DEDD2 (FLAME-3) is a DEDD homologue that shares a 48.5% of the amino acidic sequence. It is noted to interact with c-FLIP and DEDD and to have an important role in polymerase II-dependent transcription repression.

=== Proteins with a DED-related domain ===

==== HIP-1 and HIPPI ====
Huntingtin interacting protein-1 (HIP-1) is a protein that interacts with huntingtin (Htt), another protein that when is mutated (with expanded polyglutamine repeats) forms protein aggregates in the brain of patients with Huntington's disease (HD).

 HIP-1 contains a pseudo death effector domain (pDED), that's why the overexpression of HIP-1 induces apoptosis in several cells as DED proteins do. This type of apoptosis depends on the pDED of the HIP-1, and it consists in the activation of caspase-3, an enzyme that is reduced when wild-type Htt is expressed, that fact suggests that HIP-1 cooperates with Htt in the pathomechanism of Huntington's disease.

 By yeast two-hybrid screening, HIP-1 has shown to interact with a protein of 419 amino acids called HIPPI (HIP-1 protein interactor). Succeeding experiments have revealed that the presence of HIPPI determines the HIP-1-induced apoptosis.

==== FLASH ====
FLICE-associated huge protein. Contains a similar domain to DED, but the homology is very weak and its function is still unclear.

==Therapeutically exploiting DED==

 DED complexes have been shown to function at crucial steps controlling life and death cell processes. This knowledge is particularly useful in therapy because there are so many pathologies related with an abnormal control of the cell life.

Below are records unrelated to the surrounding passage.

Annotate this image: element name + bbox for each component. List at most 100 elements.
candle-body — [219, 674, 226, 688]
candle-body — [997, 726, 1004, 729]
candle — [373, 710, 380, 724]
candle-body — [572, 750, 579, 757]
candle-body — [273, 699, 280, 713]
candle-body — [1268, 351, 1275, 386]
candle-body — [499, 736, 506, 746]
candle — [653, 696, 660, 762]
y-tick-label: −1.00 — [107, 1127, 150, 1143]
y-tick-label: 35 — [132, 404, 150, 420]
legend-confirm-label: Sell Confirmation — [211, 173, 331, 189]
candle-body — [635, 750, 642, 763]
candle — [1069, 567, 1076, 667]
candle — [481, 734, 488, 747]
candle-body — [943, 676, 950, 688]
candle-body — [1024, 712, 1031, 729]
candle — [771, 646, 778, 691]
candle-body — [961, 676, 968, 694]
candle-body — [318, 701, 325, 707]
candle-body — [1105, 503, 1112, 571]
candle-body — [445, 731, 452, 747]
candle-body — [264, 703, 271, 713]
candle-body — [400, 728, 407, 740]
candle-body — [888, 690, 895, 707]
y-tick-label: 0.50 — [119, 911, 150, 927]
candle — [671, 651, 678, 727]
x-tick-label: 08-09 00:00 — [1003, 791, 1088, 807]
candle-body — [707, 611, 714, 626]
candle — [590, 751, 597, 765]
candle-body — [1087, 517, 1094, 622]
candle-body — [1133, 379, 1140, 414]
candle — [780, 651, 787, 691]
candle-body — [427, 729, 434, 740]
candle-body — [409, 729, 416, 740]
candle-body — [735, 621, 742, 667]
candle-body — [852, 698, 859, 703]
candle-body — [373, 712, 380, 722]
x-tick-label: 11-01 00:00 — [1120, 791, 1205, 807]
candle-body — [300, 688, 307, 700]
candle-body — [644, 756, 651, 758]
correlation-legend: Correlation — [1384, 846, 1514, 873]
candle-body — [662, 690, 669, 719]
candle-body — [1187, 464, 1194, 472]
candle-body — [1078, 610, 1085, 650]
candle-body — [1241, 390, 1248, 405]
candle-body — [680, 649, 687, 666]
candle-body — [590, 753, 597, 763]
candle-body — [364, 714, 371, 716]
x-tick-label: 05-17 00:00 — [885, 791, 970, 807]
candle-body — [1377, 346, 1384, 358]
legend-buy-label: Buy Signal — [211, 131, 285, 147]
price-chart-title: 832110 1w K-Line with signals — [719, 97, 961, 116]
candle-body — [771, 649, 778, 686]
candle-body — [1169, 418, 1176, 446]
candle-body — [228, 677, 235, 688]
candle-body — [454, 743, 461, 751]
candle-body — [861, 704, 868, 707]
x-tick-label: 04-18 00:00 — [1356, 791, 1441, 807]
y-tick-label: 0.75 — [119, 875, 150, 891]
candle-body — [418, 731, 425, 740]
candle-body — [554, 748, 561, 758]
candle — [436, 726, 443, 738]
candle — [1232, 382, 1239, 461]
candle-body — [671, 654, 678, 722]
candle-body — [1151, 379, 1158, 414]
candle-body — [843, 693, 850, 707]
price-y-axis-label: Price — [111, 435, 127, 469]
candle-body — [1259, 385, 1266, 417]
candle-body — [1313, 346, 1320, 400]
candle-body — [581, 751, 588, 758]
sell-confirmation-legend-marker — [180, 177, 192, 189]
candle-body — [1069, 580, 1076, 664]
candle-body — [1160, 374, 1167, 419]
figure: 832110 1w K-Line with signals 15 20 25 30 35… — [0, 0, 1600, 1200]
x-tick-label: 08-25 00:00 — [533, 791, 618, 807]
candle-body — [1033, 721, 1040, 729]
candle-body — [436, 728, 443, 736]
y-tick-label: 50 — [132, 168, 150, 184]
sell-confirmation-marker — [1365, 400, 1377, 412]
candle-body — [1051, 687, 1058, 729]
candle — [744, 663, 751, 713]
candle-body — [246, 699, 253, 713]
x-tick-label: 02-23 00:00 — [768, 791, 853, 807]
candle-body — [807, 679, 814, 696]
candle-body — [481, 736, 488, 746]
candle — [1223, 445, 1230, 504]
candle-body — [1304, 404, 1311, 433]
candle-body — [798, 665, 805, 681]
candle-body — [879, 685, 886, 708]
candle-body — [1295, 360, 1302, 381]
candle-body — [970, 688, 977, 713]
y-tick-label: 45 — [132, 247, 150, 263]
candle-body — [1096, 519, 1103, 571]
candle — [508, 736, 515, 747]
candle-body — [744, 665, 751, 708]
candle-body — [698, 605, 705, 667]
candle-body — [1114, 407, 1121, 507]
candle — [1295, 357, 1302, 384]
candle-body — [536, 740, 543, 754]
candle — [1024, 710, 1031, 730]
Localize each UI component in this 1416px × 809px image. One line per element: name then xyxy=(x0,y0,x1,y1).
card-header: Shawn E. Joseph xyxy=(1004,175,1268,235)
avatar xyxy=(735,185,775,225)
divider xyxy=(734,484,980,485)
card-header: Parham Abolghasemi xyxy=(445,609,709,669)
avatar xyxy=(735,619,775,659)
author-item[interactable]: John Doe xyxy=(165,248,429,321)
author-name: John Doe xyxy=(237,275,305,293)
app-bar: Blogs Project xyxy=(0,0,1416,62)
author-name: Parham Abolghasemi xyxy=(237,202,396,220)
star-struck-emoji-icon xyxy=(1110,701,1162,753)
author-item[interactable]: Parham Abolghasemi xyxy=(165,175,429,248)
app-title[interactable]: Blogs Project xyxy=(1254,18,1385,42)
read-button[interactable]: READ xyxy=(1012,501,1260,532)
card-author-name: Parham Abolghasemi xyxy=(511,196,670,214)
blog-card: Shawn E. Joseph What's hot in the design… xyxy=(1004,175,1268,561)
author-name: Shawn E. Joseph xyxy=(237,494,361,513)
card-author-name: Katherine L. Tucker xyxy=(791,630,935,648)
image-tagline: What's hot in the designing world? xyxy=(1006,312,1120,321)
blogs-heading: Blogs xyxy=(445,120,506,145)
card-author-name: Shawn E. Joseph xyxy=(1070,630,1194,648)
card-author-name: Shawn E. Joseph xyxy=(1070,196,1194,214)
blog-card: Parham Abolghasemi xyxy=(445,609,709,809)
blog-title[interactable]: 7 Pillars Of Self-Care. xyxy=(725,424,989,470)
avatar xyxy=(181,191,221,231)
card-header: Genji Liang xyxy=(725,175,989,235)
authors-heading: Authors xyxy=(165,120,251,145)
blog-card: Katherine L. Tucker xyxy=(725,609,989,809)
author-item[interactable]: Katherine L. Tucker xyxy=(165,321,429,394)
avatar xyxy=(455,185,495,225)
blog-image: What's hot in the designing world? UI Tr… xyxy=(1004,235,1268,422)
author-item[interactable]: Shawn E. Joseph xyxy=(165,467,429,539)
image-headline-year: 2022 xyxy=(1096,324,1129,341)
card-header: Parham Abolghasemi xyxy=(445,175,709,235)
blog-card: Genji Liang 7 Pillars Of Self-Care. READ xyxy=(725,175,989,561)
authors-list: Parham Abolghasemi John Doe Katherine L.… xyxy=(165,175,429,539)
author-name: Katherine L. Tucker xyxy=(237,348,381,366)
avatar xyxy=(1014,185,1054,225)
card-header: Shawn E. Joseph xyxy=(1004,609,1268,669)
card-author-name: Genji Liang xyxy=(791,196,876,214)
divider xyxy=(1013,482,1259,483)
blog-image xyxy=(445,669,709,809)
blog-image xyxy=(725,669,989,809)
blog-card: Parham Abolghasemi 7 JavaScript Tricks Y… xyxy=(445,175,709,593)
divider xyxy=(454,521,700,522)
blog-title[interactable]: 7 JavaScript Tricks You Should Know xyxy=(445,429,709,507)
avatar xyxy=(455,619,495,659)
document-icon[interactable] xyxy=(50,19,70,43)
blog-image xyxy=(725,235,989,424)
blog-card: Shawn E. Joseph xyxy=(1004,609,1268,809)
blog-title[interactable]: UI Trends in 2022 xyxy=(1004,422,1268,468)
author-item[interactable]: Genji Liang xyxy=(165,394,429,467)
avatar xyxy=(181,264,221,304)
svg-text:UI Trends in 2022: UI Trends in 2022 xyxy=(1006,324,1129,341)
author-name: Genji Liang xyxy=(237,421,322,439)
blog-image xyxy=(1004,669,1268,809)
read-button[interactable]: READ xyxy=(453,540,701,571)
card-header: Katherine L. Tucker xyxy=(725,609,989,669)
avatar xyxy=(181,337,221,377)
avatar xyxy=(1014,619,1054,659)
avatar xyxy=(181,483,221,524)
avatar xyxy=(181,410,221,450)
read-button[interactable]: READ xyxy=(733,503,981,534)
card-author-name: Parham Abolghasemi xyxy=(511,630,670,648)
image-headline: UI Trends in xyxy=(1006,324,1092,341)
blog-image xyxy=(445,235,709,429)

The absence of apoptosis is feature of cancer. In some cases the gene encoding procaspase-8 is silenced by methylation, so it is necessary to activate the gene using epigenetic treatments to have active protease.
In other cases there is an overexpression of FLIP, the anti-apoptotic molecule that prevents from the formation of the active caspase. In this case there are some anti-cancer agents that downregulate FLIP expression.

However, the abnormal apoptosis it is not exclusive from cancer, there are other pathologies such as inflammation and neurodegenerative diseases than can also be treated with these kind of therapeutics.